The man who touches them must be armed with iron or with the shaft of a spear. The fire burns them to ashes in the place where they lie.”
8 Dit zijn de namen der helden, die David gehad heeft: Joscheb Baschebeth, de zoon van Tachkemoni, de voornaamste der hoofdlieden. Deze was Adino, de Ezniet, die zich stelde tegen achthonderd, die van hem verslagen werden op eenmaal.
These are the names of David’s mighty men: Josheb-basshebeth the Tahchemonite was chief of the Three. He wielded his spear against eight hundred men, whom he killed at one time.
9 En na hem was Eleazar, de zoon van Dodo, zoon van Ahohi, deze was onder de drie helden met David, toen zij de Filistijnen beschimpten, die aldaar ten strijde verzameld waren, en de mannen van Israel waren opgetogen.
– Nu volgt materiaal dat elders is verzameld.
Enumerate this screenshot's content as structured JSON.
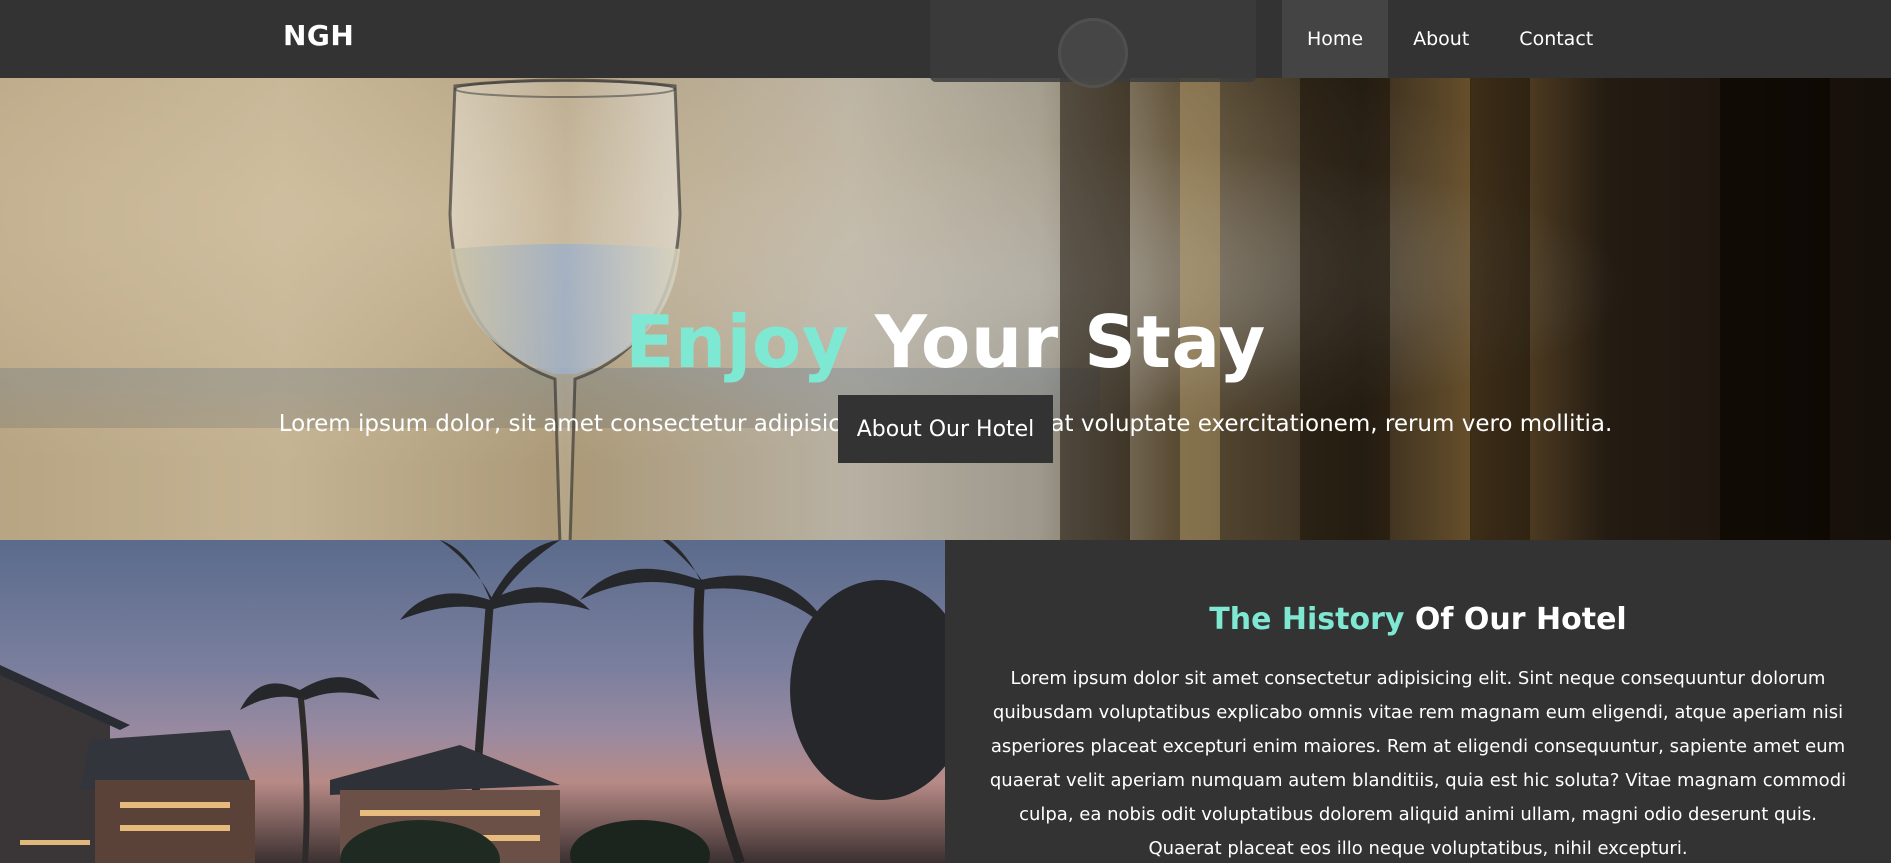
{
  "navbar": {
    "logo": "NGH",
    "links": [
      {
        "label": "Home",
        "active": true
      },
      {
        "label": "About",
        "active": false
      },
      {
        "label": "Contact",
        "active": false
      }
    ]
  },
  "hero": {
    "title_accent": "Enjoy",
    "title_rest": "Your Stay",
    "subtitle": "Lorem ipsum dolor, sit amet consectetur adipisicing elit. Provident at voluptate exercitationem, rerum vero mollitia.",
    "button_label": "About Our Hotel"
  },
  "history": {
    "title_accent": "The History",
    "title_rest": "Of Our Hotel",
    "body": "Lorem ipsum dolor sit amet consectetur adipisicing elit. Sint neque consequuntur dolorum quibusdam voluptatibus explicabo omnis vitae rem magnam eum eligendi, atque aperiam nisi asperiores placeat excepturi enim maiores. Rem at eligendi consequuntur, sapiente amet eum quaerat velit aperiam numquam autem blanditiis, quia est hic soluta? Vitae magnam commodi culpa, ea nobis odit voluptatibus dolorem aliquid animi ullam, magni odio deserunt quis. Quaerat placeat eos illo neque voluptatibus, nihil excepturi."
  },
  "colors": {
    "accent": "#7fe8d2",
    "background": "#333333",
    "nav_active": "#444444"
  }
}
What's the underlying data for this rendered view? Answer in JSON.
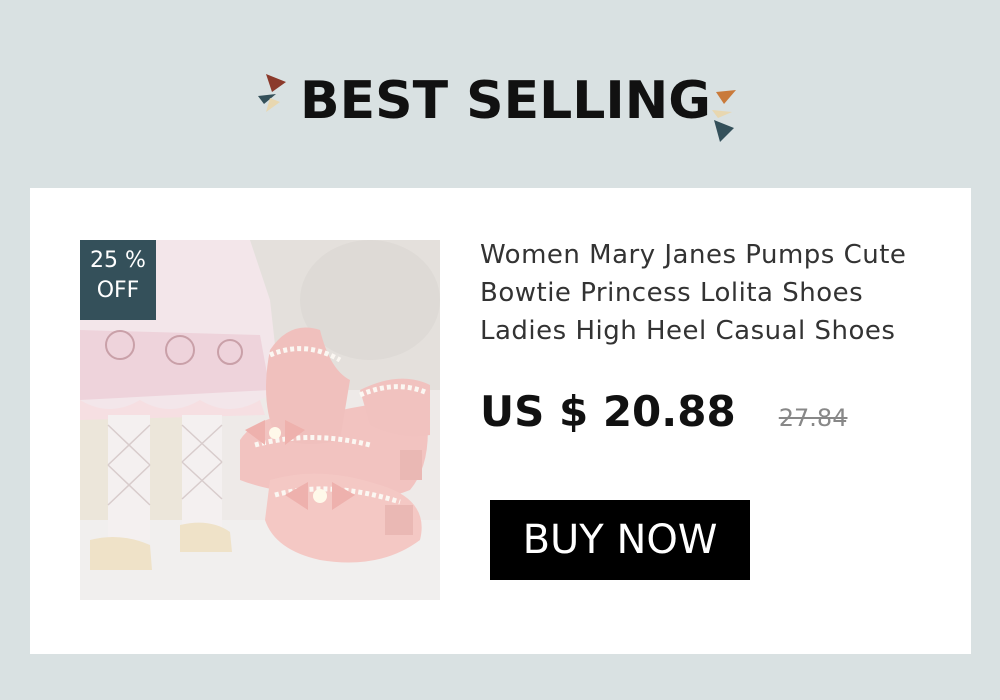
{
  "header": {
    "title": "BEST SELLING"
  },
  "product": {
    "discount_percent": "25 %",
    "discount_label": "OFF",
    "title": "Women Mary Janes Pumps Cute Bowtie Princess Lolita Shoes Ladies High Heel Casual Shoes",
    "price": "US $ 20.88",
    "original_price": "27.84",
    "buy_label": "BUY NOW"
  },
  "colors": {
    "background": "#d9e1e2",
    "badge": "#34505a",
    "button": "#000000",
    "accent_orange": "#c97a3b",
    "accent_dark": "#34505a"
  },
  "icons": {
    "left_decoration": "confetti-triangles-icon",
    "right_decoration": "confetti-triangles-icon"
  }
}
Next in command was Eleazar son of Dodo the Ahohite. As one of the three mighty men, he went with David to taunt the Philistines who had gathered for battle at Pas-dammim. The men of Israel retreated,
10 Deze stond op, en sloeg onder de Filistijnen, totdat zijn hand moede werd, ja, zijn hand aan het zwaard kleefde; en de HEERE wrocht een groot heil ten zelven dage; en het volk keerde wederom hem na, alleenlijk om te plunderen.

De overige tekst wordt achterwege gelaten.